Over the last six years, Konopka has grown that business, Pure Press Oil, slowly, steadily, and profitably, jumping on conference calls between practices and games, and spending most of the off-seasons strategizing and meeting with potential partners and customers. Some know who they are dealing with; others do not.


"I'll show up in conference room with a suit and tie and talk for hours about the details of a business," he says. "And then it's brought up that I'm a hockey player and that I've led the NHL in penalty minutes. It throws people for a loop, but you see that they respect the versatility."


Konopka can be a charismatic salesman, but he is not an organized day-to-day operator. So he hired Smith, a friend from junior hockey who has an MBA, to run his daily operations and streamline and scale Pure Press Oil's production process. With the back-end of the businesses in place, this year will be an important one to judge whether Prime Wine Products and Pure Press Oil can be more than just bit players in crowded markets. Both are expected to invest heavily in expanded distribution and new product lines.

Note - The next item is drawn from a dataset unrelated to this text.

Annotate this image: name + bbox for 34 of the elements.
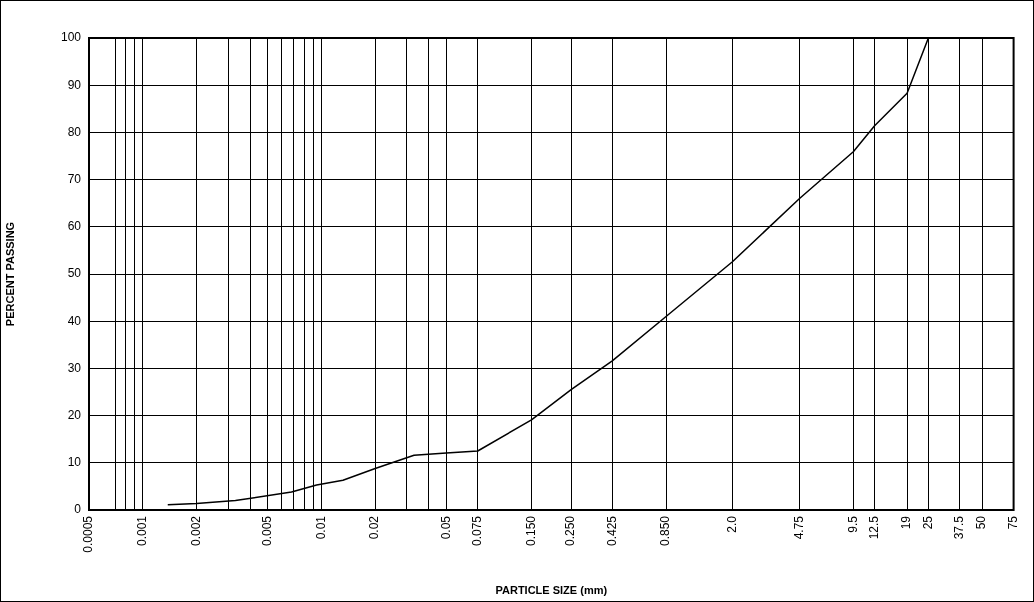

Konopka, for his part, says he's determined to continue scrapping until greater business accomplishments are achieved.


“My long-term goal is simple,” he says. “I want to build a business big enough and profitable enough that I have the luxury to have my friends and family involved in the business, working in the business, and able to grow with the business. At the end of the day, it’s about so much more than business and sports. Nothing is more important than family and great friends.”